Aquellos barcos de papel que
construíamos en la infancia nos enseñaron mucho de la fugacidad de la
vida. Pasaba lo mismo con los castillos de arena que levantábamos en las
costas: siempre llegaba el agua arrasando con todo, llevándoselo todo y
despreciando nuestras horas de trabajo, ilusión y sacrificio. Pero los
barcos de papel cuadriculado eran mágicos mientras navegaban airosos sobre
el agua de los riegos de las fincas. Yo recuerdo que Guía parecía entonces
parte de La Alhambra. Por donde quiera que uno se moviera, sobre todo si
salías de las calles principales y te adentrabas por las fincas y los
barrancos, siempre se escuchaba de fondo el sonido del agua por los riegos
y las acequias, o cayendo en presas y maretas. A mí recuerdo que me
encantaban los riegos, sobre todo el que pasaba delante de casa de mi
abuela Bárbara en Las Barreras. Podía estar durante horas mirando el agua,
mojándome las manos o desafiando su fuerza sumergido hasta las rodillas.

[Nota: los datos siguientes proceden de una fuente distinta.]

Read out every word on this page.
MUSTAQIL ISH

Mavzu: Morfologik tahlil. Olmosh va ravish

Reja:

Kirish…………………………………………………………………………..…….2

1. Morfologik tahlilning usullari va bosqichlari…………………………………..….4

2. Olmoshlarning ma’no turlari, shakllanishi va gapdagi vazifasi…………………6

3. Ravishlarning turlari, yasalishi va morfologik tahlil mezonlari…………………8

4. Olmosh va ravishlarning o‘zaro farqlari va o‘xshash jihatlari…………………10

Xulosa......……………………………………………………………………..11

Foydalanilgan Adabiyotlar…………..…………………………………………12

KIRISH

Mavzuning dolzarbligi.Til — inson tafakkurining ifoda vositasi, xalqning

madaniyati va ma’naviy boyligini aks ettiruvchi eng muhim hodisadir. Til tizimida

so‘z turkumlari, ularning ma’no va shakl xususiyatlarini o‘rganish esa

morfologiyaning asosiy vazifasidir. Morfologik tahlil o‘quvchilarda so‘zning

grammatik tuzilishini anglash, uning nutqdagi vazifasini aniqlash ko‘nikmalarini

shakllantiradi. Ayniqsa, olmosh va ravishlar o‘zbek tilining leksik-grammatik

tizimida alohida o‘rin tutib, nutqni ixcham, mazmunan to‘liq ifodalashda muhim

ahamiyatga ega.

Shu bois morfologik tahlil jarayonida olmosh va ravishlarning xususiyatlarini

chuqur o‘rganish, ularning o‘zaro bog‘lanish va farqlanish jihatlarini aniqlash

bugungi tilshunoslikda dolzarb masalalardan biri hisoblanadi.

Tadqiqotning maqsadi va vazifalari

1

Y
luego había un olor, aquel olor, mitad tierra mojada, mitad podredumbre,
nada parecido al del marisco de las orillas, un olor más dulce y más
denso, como un vino añejo que recogiera toda la humedad y las hierbas
aromáticas en su líquido.
Los sábados salía corriendo a casa
de mi abuela desde primera hora de la mañana, o me quedaba ya la noche
anterior. De alguna forma aquella era mi casa, mi paraíso, siempre
inventando juegos con Forillo, revoloteando alrededor de mis primas o
sacando a Tomasín de sus casillas con mil mataperrerías. Teníamos un campo
de fútbol propio justo detrás de la casa, en una finca que no era de mi
familia pero que sólo recuerdo ver plantada una vez, y la verdad es que no
creo que diera cosecha alguna. En ese campo salía hierba verde cuando
llovía, unos hierbajos que duraban tres días y que tenían más hortigas que
otra cosa, pero que para nosotros era el césped, y de hecho ése era el
único césped que teníamos entonces para emular a Germán Dévora o a
Brindisi. Bueno, me equivoco, el mejor césped era el de las maretas
abandonadas, sobre todo el que brotaba en la de la Cuesta de La Caraballo.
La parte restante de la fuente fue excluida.